At the heart of their narratives, Gone Home and Braid (like Super Mario before it) are both driven by a missing girl. More generally, of course, this device comes up all the time, across media: the protagonist loves a woman, the woman is in peril, and everything else follows from there.
But what happens to this formula when the story is told from a female point-of-view? What happens when the girl-in-trouble is not a wife or a girlfriend but a sister?
I bring up this comparison as a way in to a larger conversation about what Gone Home is doing with gender. It would be nice if women and female relationships were so widely represented in the media that a game like this could be no big deal, but as things stand now, Gone Home is set apart just by its characters’ demographics. Writes one reviewer who strongly identified with Sam: “It feels embarrassing to say, but I could cry—did cry—with the relief of knowing a game like this even exists.”

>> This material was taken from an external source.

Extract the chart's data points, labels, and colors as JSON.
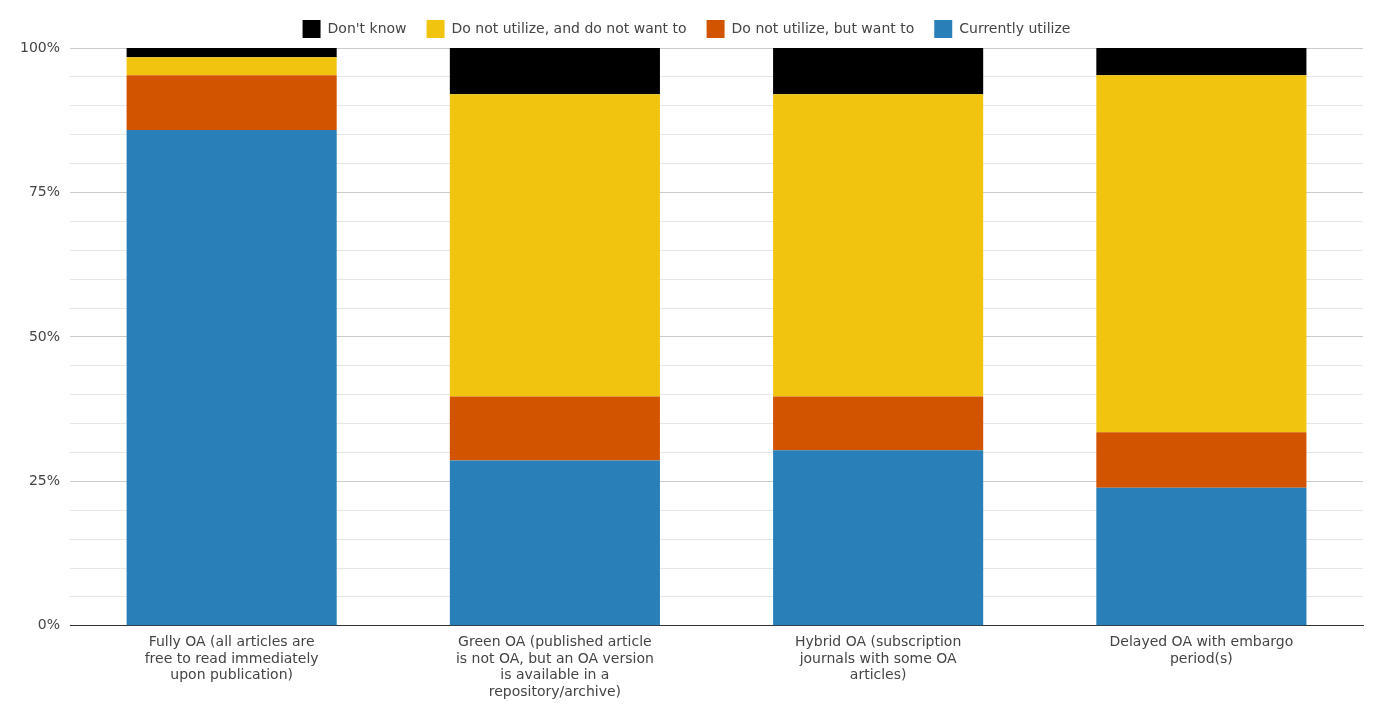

The femaleness of Gone Home is particularly interesting in that this is essentially a game about looking. Occasionally you’ll come across images of and references to your avatar, and in small ways you interact with the objects throughout the home, but for the most part, your role is to observe, sometimes voyeuristically. That this observing occurs through the eyes of a girl upsets the traditional gender dynamics of looking, as put forth by Laura Mulvey et al. In one room in the house, you find a Sassy-esque teen magazine bearing the cover line “THE MALE GAZE: How to Subvert It”; on one level, this is a throwaway gag about nineties pop feminism, but on another, it could serve as a winking nod toward what the Fullbright Company might actually be going for.
Sam’s characterization also strays from what we might expect from the missing-girl archetype: she is the driver of the plot rather than a device thereof. Women in fiction so often exist as motivators for other (male) characters’ development and actions, while Sam is the one doing this most developing and acting in Gone Home. In a game like Braid or Super Mario, the pursued princess exists only in the context of her relationship to the player’s avatar, but Katie is largely beside the point in thinking about Sam. It wasn’t until the final scene, when Sam apologizes for not saying goodbye to Katie in person, that I became conscious she in any way belonged to me, and vice versa. (Let’s all pause and take a second to call our IRL sisters, just to check in.) It’s also worth noting that through all these letters to Katie, Sam exerts control over her own narrative—we learn about her inner life as she herself chooses to portray it.
Were you all as struck as I was by the gender dynamics of the game? For the guys in the class, what was it like being asked to step into the shoes of a female avatar (a task that surely happens less often than the other way around)?